Program builds a sound foundation for future endeavors
In 1999, during his General Surgery Residency at Mayo Clinic, Patrick G. Dean, M.D., began the Clinician-Investigator Program with a two-year stint in the transplant immunology laboratory with Mark D. Stegall, M.D.
Today, Dr. Dean is a consultant in the Division of Transplantation Surgery and an assistant professor of surgery. His clinical practice focuses on kidney and pancreas transplantation. His research centers on studying the effects of anti-HLA antibodies on transplanted organs through the use of mouse models and kidney biopsies. Dr. Dean also mentors residents in the Clinician-Investigator Program.
A graduate of the University of Alabama School of Medicine, Dr. Dean says that Mayo Clinic was always on his radar. There is a long-standing connection between the University of Alabama School of Medicine and Mayo Clinic, dating back to when John W. Kirklin, M.D., who developed the first commercial heart-lung bypass machine, chaired the Mayo Clinic Department of Surgery. Dr. Kirklin later moved to a similar position in Birmingham, Ala.
"I always thought Mayo Clinic would be a good place to continue my education," says Dr. Dean. "At Mayo, the General Surgery Residency and Clinician-Investigator Program are complementary. The Clinician-Investigator Program isn't mandatory.

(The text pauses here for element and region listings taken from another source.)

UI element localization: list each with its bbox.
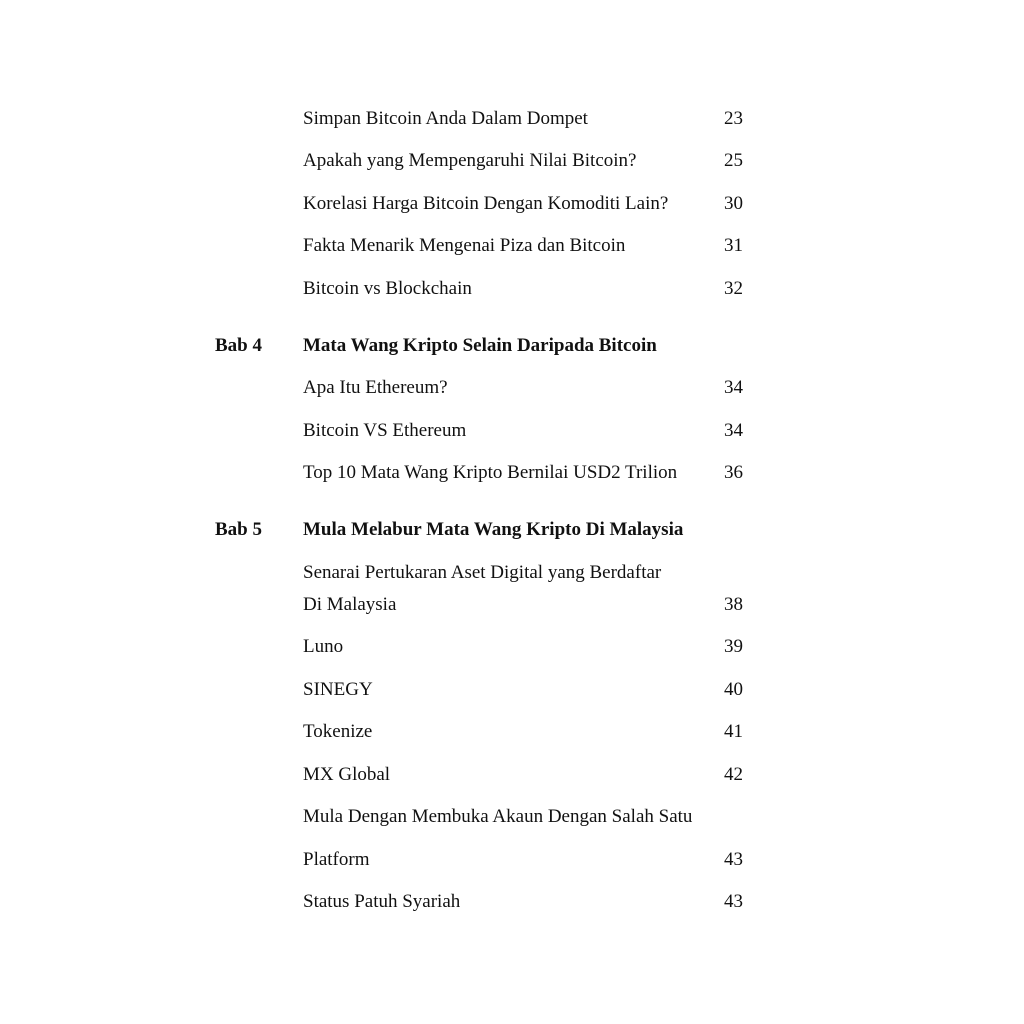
chapter-label: Bab 4 (215, 335, 262, 356)
toc-entry-title-line2: Di Malaysia (303, 594, 397, 615)
chapter-title: Mula Melabur Mata Wang Kripto Di Malaysia (303, 519, 684, 540)
toc-entry-page: 34 (724, 420, 743, 441)
toc-entry-page: 43 (724, 891, 743, 912)
toc-entry-title: Bitcoin vs Blockchain (303, 278, 472, 299)
toc-entry-title: Korelasi Harga Bitcoin Dengan Komoditi Lain? (303, 193, 669, 214)
toc-entry-title-line1: Senarai Pertukaran Aset Digital yang Berdaftar (303, 562, 662, 583)
toc-entry-page: 23 (724, 108, 743, 129)
toc-entry-title: Apakah yang Mempengaruhi Nilai Bitcoin? (303, 150, 637, 171)
toc-entry-title-line1: Mula Dengan Membuka Akaun Dengan Salah Satu (303, 806, 693, 827)
toc-entry-page: 36 (724, 462, 743, 483)
toc-entry-title: Luno (303, 636, 344, 657)
toc-entry-page: 32 (724, 278, 743, 299)
toc-entry-title: Apa Itu Ethereum? (303, 377, 448, 398)
chapter-title: Mata Wang Kripto Selain Daripada Bitcoin (303, 335, 657, 356)
toc-entry-title: Bitcoin VS Ethereum (303, 420, 467, 441)
toc-entry-page: 42 (724, 764, 743, 785)
toc-entry-page: 39 (724, 636, 743, 657)
toc-entry-title: Tokenize (303, 721, 373, 742)
toc-entry-page: 40 (724, 679, 743, 700)
toc-entry-page: 41 (724, 721, 743, 742)
toc-entry-title-line2: Platform (303, 849, 370, 870)
toc-entry-title: Fakta Menarik Mengenai Piza dan Bitcoin (303, 235, 626, 256)
toc-entry-title: Simpan Bitcoin Anda Dalam Dompet (303, 108, 588, 129)
toc-entry-page: 38 (724, 594, 743, 615)
toc-entry-title: MX Global (303, 764, 391, 785)
toc-entry-page: 34 (724, 377, 743, 398)
toc-entry-title: Status Patuh Syariah (303, 891, 461, 912)
toc-entry-page: 43 (724, 849, 743, 870)
toc-entry-page: 30 (724, 193, 743, 214)
toc-entry-page: 31 (724, 235, 743, 256)
toc-entry-title: Top 10 Mata Wang Kripto Bernilai USD2 Trilion (303, 462, 678, 483)
toc-entry-title: SINEGY (303, 679, 373, 700)
toc-entry-page: 25 (724, 150, 743, 171)
chapter-label: Bab 5 (215, 519, 262, 540)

I chose to become a clinician-investigator because I knew the program would provide a solid basic science experience that would provide a foundation for my future endeavors."
The Mayo experience
The Mayo Clinic Clinician-Investigator Program is unique in that it provides a concentrated research experience under the direction of a mentor who is very involved in monitoring the investigator's research and education.
"The two-year program, and especially Dr. Stegall's mentoring, provided a solid foundation on which to build the research endeavors of my career," says Dr. Dean. "In addition, completion of the program set me apart from other applicants for transplantation surgery fellowships."
"What our team is trying to do in the laboratory today — the reason we get up and do the research every day — is make our kidney transplants last longer. Survival rates haven't really improved over the last two decades. So our overarching theme is to make transplanted kidneys last over time."
Dr. Dean looks forward to mentoring Clinician-Investigator Program participants in his laboratory.